A resposta não demorou a vir: o consumidor compra para sanar determinada dor. E a publicidade decolou!

 

Com o advento da fotografia e, posteriormente, da TV e do rádio, transmitir essas mensagem ficou muito mais fácil do que por meio de desenhos, como era até então. O marketing digital estava nascendo!

 

Anos depois surgia, discreta e timidamente, a Internet, chamada por JCR Licklider de Rede Galáctica. Parênteses: em 1962, o cientista da computação escreveu sobre um conceito que ele imaginou onde os computadores eram interligados globalmente e dados poderiam ser compartilhados. (Curiosamente, o LED e LCD surgiram nesse mesmo ano).

 

Pessoas foram à loucura quando a televisão se popularizou e a tecnologia começava a florescer! Nasce então o VCR com a certeza de que agora vídeos poderiam ser produzidos, armazenados e reproduzidos com fins promocionais. Foi então que em meados dos anos 70 o setor varejista começou a utilizar-se desses vídeos para fazer anúncios publicitários dentro de suas lojas, estimulando o impulso de compra.

 

Para esclarecer, um videocassete conectado a uma tela não é exatamente o que conhecemos por sinalização digital, mas vale citá-lo como um precursor do que hoje chamamos de videowall.

 

Somente nos anos 90, quando a Internet explodiu e junto com ela a possibilidade de transmissão de conteúdos remota e em tempo real, que o conceito de signage começa a emergir!

 

A ideia toma fora

Mas afinal de contas o que é sinalização digital?
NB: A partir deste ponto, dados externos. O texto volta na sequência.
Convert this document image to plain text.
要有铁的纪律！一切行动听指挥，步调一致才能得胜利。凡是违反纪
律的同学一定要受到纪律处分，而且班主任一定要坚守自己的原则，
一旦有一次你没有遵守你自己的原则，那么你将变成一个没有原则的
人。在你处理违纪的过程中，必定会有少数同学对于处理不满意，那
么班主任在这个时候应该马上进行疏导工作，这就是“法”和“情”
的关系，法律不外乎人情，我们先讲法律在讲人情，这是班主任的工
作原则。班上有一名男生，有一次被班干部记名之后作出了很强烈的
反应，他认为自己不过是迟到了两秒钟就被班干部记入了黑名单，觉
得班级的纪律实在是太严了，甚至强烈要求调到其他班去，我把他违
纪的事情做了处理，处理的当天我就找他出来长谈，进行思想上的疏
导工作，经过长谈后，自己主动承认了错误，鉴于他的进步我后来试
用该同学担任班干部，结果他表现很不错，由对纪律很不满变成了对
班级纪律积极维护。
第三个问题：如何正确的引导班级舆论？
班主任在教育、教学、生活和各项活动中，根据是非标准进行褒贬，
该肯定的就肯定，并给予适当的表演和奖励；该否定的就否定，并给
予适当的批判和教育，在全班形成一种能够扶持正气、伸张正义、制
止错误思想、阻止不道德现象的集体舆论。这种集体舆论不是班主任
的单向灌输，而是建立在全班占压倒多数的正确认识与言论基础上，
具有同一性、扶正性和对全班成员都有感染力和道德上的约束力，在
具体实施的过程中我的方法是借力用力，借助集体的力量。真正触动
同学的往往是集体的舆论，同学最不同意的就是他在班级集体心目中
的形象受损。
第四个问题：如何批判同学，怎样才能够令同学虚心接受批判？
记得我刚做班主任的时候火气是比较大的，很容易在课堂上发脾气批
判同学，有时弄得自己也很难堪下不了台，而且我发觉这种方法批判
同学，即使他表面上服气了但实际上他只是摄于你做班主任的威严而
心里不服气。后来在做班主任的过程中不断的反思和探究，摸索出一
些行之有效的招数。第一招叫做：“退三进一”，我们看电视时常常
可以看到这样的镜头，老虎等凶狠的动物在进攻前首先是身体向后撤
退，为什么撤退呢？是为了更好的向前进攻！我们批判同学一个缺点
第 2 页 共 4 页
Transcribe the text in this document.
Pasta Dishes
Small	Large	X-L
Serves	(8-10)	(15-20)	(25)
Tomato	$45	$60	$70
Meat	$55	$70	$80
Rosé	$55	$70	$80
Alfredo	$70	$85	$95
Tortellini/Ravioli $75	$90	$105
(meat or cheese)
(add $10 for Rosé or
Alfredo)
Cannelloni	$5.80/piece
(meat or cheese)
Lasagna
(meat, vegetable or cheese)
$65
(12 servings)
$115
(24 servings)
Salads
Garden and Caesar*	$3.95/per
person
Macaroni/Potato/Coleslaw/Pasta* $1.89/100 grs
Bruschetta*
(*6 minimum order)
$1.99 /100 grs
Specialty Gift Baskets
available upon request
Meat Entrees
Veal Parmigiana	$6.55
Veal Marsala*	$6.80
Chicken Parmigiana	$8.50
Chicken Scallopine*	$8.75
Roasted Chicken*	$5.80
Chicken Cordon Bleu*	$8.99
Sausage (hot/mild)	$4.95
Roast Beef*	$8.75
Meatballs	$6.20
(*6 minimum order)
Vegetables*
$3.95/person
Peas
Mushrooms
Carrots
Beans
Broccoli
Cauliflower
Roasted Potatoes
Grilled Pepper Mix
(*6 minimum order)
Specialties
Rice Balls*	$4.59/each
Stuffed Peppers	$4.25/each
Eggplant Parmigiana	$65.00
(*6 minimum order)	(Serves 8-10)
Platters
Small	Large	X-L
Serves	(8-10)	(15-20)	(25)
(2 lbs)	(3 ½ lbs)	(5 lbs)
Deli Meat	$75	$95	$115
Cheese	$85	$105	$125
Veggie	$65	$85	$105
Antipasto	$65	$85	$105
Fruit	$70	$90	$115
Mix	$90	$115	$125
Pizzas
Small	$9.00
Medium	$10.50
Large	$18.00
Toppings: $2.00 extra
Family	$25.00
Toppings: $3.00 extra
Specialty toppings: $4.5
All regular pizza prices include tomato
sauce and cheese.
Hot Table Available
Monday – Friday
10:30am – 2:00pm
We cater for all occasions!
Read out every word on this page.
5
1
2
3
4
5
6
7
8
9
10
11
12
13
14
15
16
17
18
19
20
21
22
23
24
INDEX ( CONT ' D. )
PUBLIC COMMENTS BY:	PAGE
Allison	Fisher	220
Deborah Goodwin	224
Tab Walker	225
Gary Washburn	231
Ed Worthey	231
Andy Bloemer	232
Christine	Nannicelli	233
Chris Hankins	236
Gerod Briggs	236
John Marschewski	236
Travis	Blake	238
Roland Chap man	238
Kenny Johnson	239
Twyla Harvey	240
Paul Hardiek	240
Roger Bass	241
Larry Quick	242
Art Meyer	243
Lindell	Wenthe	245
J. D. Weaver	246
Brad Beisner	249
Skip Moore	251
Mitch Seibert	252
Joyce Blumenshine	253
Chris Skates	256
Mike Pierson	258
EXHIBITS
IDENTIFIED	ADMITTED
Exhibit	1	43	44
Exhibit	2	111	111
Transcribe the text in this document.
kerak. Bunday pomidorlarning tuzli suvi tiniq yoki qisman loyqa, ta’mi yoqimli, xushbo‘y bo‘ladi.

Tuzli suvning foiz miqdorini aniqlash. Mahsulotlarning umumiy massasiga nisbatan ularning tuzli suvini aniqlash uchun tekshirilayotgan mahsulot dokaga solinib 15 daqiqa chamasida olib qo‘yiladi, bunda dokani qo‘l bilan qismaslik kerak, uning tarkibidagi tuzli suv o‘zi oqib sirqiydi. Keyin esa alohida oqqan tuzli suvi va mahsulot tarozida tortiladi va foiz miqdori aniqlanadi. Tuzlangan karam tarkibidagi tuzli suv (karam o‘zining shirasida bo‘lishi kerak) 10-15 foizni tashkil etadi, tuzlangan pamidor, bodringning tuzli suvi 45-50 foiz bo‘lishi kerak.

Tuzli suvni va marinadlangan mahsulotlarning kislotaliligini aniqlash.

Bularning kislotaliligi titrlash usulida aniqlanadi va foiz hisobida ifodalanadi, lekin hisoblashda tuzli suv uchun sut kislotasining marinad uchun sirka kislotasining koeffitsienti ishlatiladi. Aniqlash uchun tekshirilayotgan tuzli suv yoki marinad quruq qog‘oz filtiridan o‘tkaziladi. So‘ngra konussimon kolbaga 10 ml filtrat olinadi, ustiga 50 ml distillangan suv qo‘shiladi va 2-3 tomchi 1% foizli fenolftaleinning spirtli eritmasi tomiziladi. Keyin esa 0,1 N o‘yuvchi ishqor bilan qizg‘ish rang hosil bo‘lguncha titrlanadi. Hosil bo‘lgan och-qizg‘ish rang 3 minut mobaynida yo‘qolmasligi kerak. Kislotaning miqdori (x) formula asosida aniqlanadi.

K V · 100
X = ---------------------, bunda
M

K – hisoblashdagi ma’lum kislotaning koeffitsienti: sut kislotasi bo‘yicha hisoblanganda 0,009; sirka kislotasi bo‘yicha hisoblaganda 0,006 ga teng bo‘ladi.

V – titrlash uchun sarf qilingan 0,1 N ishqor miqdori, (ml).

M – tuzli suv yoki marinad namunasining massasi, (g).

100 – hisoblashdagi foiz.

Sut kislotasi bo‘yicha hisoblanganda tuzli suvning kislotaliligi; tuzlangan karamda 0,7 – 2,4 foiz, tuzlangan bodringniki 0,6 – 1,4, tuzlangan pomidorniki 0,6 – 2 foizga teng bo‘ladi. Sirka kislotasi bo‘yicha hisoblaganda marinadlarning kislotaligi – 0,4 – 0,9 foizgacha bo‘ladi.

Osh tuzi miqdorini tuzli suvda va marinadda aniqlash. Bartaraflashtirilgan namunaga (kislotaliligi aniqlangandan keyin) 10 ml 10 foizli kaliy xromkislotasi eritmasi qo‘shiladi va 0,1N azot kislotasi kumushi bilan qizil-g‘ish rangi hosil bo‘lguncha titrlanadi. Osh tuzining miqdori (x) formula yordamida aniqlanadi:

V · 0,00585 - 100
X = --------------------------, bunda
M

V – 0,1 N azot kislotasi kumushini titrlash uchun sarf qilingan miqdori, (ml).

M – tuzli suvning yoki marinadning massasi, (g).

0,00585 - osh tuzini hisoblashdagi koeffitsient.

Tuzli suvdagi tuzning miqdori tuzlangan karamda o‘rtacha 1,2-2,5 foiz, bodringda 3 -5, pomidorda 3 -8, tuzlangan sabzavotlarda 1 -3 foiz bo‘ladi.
São inúmeros componentes tecnológicos que unem hardware e software na intenção de fornecer conteúdos específicos a determinado grupo de expectadores. Em suma são telas conectadas a um player ou um reprodutor de mídia [como, por exemplo, o vídeo-cassete dos anos 70].

 

Quem utiliza esse sistema normalmente opta por conectar seus reprodutores de mídia [ou players] em telas LCD, LFD ou LED.  – Neste post não falaremos especificamente do LED devido às suas aplicações serem mais específicas [aguardem os próximos].

 

A primogênita desta família – a tela LCD – foi desenvolvida a partir da descoberta de Richard Williams, de que os cristais líquidos exibiam algumas características interessantes eletro-ópticas; entretanto só foi batizada por George Heilmeier, em 1964. Da constante evolução tecnológica, somado ao desenvolvimento progressivo dos computadores, nasceram as telas LFD, (Large Format Display) ou em português, grandes telas de exibição.

 

Com uma imagem mais rica em cores, contraste mais acentuado e com uma alta definição, são mais indicadas para signage devido as suas molduras mais finas, o baixo consumo de energia (redução de 40% quando comparados com o LCD) e as opções de modelos outdoors, ideias para ambientes de exposição à chuva e altas temperaturas. Além disso, as LFD emitem menos dióxido de carbono, substâncias tóxicas ao meio-ambiente, e podem ficar longos períodos em funcionamento, o que, a longo prazo, reduz o custo médio do equipamento.

 

Falando em custos, as LFD têm modelos que dispensam o uso do player/servidor externo, reduzindo em até 30% o investimento em equipamentos, a instalação fica mais simples e clean, pois não utilizam cabos HDMI ou VGA e não ocupa espaço físico no rack, e, principalmente, diminui em até 60% a incidência de quebra dos componentes eletrônicos.

 

Agora que você já conhece as vantagens do LFD, só falta instalar um sistema de signage no seu negócio e colher os benefícios que ele vai te oferecer.